MITRE ATT&CK Matrix
이 콘텐츠는 아직 한국어로 제공되지 않습니다.
The MITRE ATT&CK page provides an interactive visualization of your detection coverage mapped to the MITRE ATT&CK framework. It helps security teams identify coverage gaps and prioritize detection rule development.
Views
Matrix View
A full ATT&CK matrix showing all 14 tactics with their techniques as a heatmap grid:
- Green cells: Techniques with active detection rules
- Gray cells: Techniques without coverage (gaps)

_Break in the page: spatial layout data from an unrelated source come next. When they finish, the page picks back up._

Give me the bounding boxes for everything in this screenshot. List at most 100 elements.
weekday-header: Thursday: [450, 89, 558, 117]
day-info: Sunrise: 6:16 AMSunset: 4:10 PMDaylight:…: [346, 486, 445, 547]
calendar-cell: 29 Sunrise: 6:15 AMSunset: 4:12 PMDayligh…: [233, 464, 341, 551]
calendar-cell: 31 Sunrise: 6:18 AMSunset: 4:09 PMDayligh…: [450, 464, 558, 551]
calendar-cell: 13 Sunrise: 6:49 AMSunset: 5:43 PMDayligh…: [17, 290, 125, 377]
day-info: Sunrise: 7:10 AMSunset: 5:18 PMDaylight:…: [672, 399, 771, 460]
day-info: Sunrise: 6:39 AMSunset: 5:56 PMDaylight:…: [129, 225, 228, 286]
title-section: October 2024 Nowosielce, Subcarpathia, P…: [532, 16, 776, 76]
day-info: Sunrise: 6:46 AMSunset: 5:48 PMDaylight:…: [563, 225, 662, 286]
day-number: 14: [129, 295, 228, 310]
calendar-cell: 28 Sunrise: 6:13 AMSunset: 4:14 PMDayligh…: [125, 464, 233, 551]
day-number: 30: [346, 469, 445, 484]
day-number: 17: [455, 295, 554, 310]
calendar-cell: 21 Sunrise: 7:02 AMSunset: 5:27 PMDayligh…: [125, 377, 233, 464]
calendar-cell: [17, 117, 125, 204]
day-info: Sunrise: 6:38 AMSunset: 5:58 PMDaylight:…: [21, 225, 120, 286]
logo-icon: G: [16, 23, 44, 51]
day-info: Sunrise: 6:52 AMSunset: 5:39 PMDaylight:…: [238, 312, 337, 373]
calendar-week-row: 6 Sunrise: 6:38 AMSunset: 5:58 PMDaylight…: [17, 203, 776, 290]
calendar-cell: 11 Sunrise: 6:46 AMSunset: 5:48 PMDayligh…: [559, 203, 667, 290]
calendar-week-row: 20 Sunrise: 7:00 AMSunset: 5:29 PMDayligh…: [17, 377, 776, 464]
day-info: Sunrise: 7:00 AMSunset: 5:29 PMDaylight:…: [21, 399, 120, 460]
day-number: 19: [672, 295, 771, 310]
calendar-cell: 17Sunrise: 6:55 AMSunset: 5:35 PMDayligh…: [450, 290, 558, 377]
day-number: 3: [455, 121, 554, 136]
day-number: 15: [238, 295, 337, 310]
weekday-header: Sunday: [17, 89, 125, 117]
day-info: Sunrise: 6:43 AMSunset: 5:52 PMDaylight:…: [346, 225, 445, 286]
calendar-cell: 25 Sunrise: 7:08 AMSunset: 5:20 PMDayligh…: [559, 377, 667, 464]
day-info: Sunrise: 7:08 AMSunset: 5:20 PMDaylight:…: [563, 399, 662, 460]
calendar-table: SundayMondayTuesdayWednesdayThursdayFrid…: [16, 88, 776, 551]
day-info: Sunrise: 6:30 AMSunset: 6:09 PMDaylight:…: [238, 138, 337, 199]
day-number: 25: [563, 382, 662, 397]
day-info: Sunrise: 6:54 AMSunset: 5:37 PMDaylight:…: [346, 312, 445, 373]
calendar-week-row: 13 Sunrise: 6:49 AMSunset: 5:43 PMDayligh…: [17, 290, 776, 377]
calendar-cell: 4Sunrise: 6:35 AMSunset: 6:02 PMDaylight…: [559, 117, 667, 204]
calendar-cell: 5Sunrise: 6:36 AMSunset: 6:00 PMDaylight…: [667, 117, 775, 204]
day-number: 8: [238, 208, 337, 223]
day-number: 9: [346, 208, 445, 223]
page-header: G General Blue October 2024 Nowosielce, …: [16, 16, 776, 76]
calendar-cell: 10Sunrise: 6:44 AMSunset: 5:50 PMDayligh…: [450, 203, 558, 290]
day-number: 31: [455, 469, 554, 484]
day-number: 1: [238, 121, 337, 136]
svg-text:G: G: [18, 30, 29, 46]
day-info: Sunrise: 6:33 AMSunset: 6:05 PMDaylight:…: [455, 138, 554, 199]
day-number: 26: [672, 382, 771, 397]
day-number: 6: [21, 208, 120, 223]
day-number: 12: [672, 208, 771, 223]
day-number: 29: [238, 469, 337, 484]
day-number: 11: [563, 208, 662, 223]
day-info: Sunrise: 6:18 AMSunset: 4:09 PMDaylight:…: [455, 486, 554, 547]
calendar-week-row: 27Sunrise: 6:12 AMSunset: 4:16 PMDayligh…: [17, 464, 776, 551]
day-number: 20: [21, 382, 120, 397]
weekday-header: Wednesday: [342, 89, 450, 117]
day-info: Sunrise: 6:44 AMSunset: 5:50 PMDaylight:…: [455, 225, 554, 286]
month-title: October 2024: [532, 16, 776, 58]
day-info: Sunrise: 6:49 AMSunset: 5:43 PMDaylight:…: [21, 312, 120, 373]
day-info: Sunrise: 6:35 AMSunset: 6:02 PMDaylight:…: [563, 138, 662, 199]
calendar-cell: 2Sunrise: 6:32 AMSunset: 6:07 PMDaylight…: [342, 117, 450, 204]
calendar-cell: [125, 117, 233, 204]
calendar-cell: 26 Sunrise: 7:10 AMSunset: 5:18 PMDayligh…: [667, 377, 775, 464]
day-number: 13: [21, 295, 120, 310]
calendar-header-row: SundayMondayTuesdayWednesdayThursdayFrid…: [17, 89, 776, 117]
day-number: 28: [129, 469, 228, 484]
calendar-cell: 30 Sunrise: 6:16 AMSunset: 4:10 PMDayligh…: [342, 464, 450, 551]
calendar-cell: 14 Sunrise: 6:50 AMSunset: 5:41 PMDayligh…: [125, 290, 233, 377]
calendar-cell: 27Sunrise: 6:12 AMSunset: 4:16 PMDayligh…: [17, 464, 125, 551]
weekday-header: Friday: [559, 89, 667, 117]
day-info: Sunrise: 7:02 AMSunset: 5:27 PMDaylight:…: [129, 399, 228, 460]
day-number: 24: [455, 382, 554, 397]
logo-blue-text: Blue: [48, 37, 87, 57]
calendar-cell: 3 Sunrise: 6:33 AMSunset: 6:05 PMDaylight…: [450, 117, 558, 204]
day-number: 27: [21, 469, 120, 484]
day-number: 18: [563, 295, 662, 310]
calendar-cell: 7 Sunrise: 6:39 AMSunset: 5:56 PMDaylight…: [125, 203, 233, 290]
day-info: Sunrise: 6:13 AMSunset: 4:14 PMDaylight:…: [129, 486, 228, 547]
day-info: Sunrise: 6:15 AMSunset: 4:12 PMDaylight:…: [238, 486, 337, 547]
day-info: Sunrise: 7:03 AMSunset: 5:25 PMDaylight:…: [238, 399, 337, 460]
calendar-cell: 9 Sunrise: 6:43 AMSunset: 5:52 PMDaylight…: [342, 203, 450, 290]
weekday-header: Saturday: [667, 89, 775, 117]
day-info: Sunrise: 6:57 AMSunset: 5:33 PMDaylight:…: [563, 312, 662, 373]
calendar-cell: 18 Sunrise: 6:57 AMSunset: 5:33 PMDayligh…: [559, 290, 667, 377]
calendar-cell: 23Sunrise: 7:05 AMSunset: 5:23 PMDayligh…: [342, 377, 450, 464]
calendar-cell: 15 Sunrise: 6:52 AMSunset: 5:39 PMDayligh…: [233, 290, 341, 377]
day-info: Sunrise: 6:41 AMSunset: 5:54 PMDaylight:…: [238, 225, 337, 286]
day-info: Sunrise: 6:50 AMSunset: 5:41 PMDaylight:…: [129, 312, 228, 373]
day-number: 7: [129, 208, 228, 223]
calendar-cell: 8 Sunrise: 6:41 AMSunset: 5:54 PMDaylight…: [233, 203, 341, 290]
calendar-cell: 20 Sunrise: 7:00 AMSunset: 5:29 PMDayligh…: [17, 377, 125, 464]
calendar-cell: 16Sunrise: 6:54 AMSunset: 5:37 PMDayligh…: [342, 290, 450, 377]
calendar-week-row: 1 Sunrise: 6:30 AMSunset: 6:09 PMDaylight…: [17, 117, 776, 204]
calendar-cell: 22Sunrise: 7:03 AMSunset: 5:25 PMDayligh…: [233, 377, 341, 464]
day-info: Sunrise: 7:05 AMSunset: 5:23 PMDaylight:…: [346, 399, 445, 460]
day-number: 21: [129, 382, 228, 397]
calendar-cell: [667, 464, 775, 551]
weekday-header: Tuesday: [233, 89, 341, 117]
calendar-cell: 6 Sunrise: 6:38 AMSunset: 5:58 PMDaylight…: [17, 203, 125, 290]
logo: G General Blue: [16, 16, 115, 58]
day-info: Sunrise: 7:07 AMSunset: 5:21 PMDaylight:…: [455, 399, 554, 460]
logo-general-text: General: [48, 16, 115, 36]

- Color intensity: Based on detection count (more detections = brighter)
List View
A tabular view showing each tactic with:
- Total techniques and covered count
- Coverage percentage with color coding
- Detection count per tactic
- Mini heatmap showing individual technique coverage
Coverage Statistics
| Metric | Description |
|---|---|
| Technique Coverage | Percentage of ATT&CK techniques with at least one detection rule |
| Sub-technique Coverage | Coverage at the sub-technique level |
| Uncovered Techniques | Number of gaps to address |
| Total Detections | Active detection rules mapped to ATT&CK |
Investigation Panel
Click any technique to open a detail panel showing:
- Technique ID, name, and description
- Coverage status and detection count
- Sub-techniques with individual coverage status
- Data sources required for detection
- Supported platforms
- Links to:
- MITRE ATT&CK website for the technique
- Related detections in your environment
- Associated detection rules
Filtering
- Search: Find techniques by ID or name (e.g., “T1059” or “Command”)
- Coverage filter: Show All, Covered only, or Uncovered only (gap analysis)
Access Requirements
The MITRE ATT&CK matrix requires the Respond (MDR) tier or above.